Amerika’nın yeni seçilmiş başkanı Donald Trump Rusya ile ilişkiler konusunda kampanyasının başından bu yana sıcak mesajlar verdi. Geçtiğimiz günlerde başkan Obama’nın siber saldırılardan sorumlu tuttuğu 35 Rus diplomatın sınır dışı edilmesi kararını eleştirdi. Bunun da ötesinde Putin’in “Amerika’nın bu tavrına şu an karşılık vermeyeceğiz biz Amerikalı diplomatları sınırdışı etmeyeceğiz” demesini de övdü. Twitter’dan paylaştığı mesajında “Putin’in zeki bir adam olduğunu biliyordum” dedi.

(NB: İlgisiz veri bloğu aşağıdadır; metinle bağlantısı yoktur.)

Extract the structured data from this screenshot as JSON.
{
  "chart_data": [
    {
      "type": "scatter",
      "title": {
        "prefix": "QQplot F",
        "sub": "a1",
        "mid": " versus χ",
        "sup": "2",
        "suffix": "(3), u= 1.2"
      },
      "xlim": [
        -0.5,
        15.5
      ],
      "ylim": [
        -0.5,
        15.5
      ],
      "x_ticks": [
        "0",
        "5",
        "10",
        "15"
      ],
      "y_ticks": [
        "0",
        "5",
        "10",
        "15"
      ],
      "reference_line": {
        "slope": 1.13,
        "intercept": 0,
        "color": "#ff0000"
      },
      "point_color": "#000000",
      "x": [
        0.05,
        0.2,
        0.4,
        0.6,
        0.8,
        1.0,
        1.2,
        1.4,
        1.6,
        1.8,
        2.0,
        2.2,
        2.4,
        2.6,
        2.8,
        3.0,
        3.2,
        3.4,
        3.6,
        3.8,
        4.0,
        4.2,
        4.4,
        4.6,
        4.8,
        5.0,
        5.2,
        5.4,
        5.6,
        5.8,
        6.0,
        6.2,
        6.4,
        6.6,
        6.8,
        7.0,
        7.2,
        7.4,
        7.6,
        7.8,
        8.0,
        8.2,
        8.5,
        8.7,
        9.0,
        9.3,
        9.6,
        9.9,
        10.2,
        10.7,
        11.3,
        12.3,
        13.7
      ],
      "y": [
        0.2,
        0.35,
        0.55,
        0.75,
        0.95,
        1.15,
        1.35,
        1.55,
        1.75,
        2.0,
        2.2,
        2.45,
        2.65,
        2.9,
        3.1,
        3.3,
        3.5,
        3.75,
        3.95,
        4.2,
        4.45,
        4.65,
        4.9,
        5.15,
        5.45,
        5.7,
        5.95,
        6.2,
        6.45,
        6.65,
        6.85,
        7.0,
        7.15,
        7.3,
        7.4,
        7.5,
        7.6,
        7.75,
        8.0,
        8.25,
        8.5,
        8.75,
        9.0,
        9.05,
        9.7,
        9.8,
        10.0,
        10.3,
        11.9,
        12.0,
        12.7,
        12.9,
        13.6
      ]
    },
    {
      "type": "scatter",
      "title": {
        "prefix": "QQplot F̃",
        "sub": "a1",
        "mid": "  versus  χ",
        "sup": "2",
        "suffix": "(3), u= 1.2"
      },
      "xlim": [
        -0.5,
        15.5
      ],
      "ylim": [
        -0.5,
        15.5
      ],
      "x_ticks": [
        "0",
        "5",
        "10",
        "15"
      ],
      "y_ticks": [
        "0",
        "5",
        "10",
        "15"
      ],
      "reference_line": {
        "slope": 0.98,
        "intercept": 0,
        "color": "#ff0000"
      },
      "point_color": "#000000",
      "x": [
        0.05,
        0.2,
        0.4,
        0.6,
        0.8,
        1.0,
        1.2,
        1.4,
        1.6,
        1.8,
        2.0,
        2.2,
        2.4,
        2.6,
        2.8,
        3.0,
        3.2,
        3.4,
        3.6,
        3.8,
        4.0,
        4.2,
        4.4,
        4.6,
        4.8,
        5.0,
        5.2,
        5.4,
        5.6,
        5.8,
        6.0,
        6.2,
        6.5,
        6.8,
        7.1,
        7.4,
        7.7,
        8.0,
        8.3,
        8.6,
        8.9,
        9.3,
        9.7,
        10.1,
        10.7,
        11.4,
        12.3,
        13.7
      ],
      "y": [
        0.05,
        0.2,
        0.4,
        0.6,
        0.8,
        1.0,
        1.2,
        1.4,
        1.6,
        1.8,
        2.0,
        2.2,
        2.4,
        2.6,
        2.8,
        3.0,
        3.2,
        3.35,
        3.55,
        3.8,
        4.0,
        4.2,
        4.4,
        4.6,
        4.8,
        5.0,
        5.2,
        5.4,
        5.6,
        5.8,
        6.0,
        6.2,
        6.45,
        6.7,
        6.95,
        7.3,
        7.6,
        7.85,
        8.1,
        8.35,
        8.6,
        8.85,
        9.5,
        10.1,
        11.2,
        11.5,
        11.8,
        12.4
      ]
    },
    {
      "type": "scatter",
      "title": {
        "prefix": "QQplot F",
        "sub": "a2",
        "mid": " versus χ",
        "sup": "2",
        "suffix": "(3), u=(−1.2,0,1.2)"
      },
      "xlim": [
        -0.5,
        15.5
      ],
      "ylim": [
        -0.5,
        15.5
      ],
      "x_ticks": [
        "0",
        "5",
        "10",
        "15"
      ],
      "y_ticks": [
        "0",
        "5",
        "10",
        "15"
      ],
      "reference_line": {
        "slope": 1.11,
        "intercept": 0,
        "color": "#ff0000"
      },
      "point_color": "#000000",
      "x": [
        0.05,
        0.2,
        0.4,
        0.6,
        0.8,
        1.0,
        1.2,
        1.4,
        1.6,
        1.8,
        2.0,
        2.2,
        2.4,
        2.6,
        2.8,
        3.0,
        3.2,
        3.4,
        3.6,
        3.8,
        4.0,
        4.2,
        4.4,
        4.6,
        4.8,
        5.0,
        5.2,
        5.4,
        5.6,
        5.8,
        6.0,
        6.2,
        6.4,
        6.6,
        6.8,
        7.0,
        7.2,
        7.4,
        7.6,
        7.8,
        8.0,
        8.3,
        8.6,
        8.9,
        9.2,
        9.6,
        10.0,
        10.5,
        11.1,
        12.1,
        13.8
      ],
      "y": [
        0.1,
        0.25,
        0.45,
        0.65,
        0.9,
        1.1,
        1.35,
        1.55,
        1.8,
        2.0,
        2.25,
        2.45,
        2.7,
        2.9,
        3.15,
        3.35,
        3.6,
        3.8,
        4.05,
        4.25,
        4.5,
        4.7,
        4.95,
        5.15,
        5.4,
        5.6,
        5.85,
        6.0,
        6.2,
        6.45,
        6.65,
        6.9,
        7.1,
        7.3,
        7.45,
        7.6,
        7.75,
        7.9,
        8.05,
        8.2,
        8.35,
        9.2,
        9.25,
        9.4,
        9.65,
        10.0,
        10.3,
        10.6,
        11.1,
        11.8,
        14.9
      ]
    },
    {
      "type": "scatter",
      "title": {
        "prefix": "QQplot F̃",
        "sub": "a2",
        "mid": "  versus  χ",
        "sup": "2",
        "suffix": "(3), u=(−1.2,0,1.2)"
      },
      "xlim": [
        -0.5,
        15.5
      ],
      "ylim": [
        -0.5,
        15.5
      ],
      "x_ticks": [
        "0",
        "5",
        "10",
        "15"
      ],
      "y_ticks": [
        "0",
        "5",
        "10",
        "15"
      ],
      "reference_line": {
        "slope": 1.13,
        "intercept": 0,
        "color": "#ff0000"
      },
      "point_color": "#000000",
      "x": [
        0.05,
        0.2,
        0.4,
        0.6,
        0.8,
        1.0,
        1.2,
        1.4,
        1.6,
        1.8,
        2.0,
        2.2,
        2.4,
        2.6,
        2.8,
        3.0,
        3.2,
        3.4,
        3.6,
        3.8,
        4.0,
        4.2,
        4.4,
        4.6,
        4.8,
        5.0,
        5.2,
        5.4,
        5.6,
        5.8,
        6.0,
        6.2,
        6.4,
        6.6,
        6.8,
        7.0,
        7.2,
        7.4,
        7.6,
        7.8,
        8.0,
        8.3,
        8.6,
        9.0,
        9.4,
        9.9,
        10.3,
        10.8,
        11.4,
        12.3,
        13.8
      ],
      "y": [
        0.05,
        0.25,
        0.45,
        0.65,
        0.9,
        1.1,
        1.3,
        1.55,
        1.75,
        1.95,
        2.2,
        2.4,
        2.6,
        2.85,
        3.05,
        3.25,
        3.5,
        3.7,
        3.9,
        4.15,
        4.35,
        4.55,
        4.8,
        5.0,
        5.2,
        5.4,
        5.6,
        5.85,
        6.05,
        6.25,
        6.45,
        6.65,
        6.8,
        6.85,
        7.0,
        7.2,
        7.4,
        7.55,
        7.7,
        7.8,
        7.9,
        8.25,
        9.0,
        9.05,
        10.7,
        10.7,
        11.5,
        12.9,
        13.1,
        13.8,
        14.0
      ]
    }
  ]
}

Donald Trump Merkezi İstihbarat Teşkilatı’nın (CIA) Obama yönetimine, Kremlin destekli bilgisayar korsanlarının Amerika’da Demokrat Parti başta olmak üzere seçimlere müdahale edecek şekilde bilgisayar sistemlerine saldırılar yapıldığını savunan raporunu da en sert biçimde eleştirdi. “Bu istihbarat raporlarını verenler ile Saddam’ın kitlesel imha silahları var raporunu verenler aynı kişiler” ifadelerini kullanması, yeni başkan hakkında “Putin’e ulusal istihbarat kurumlarından daha mı çok güveniyor?” tartışması başlattı.
Trump’ın Rusya’ya yakın bu tavrı, kabine seçiminde de etkili gibi görünüyor. Özellikle dışişleri bakanı adayı olarak Senato’nun onayına sunduğu Rex Tillerson bizzat Rusya Devlet Başkanı Vladimir Putin ile tanışıyor ve kendisinden ödül alacak kadar iyi ilişkilere sahip. Ancak tüm bunlara rağmen bakan adaylarının Kongre'deki sunumlarında kongre üyelerinin sorularına verdikleri cevaplar, Rusya konusunda seçilmiş başkan Trump’a göre daha ihtiyatlı olduklarını ortaya koyuyor.
Tillerson Kongre'deki ısrarlı sorular karşısında Rusya’yı Amerika için bir “tehlike” olarak niteledi ve bu ülkenin son dönemdeki faaliyetlerinin Amerika’nın çıkarlarını hiçe saydığını söyledi. Dışişleri bakanı adayı “Amerika ve Rusya “muhtemelen hiçbir zaman dost olmayacak ve iki ülke birbirinden çok farklı değerler taşıyor” dedi. Tillerson, ancak yine de iki ülkeyi de karşılıklı ilgilendiren meselelerin “kontrol dışına çıkmaması” için diyaloğun kritik önem taşıdığı görüşünü dile getirdi.
Kongre’de bugün de savunma bakanlığı koltuğuna aday James Mattis ve CIA başkanı olarak aday gösterilen Mike Pompeo’nun oturumları vardı. Her iki aday da Trump’ın aksine yine Rusya ile ilgili kaygıları olduklarını dile getirdiler.
Savunma bakanlığı adayı Mattis, Senato Silahlı Hizmetler Komisyonu’nda soruları yanıtlarken “Putin’in NATO’yu parçalamaya çalıştığını kabul etmeliyiz. Müttefiklerimizle gerekli olan tüm noktalarda ortak çalışmalar yürütmek zorundayız” ifadelerini kullandı. Mattis ayrıca, “Çin’in Güney Çin Denizi’ndeki saldırgan tavrı, Rusya ve terörizm İkinci Dünya Savaşı’ndan bu yana karşı karşıya kaldığımız en büyük tehlikeler” dedi.
CIA başkanı adayı Pompeo da kongredeki toplantıda kendisine yöneltilen sorulara karşı “Rusya Ukrayna’yı ilhak ederek ve ilerleyerek Avrupa için bir tehdit olduğunu ortaya koydu ayrıca Rusya, IŞİD’I yok etmek ve bertaraf etmek adına neredeyse hiçbir şey yapmıyor” diye konuştu.
Bakanlık ve önemli koltuklara Trump tarafından aday gösterilen kişilerin Rusya ve kendisi ile çelişen açıklamalarına seçilmiş başkan Donald Trump tepki verecek mi bunu önümüzdeki günlerde göreceğiz.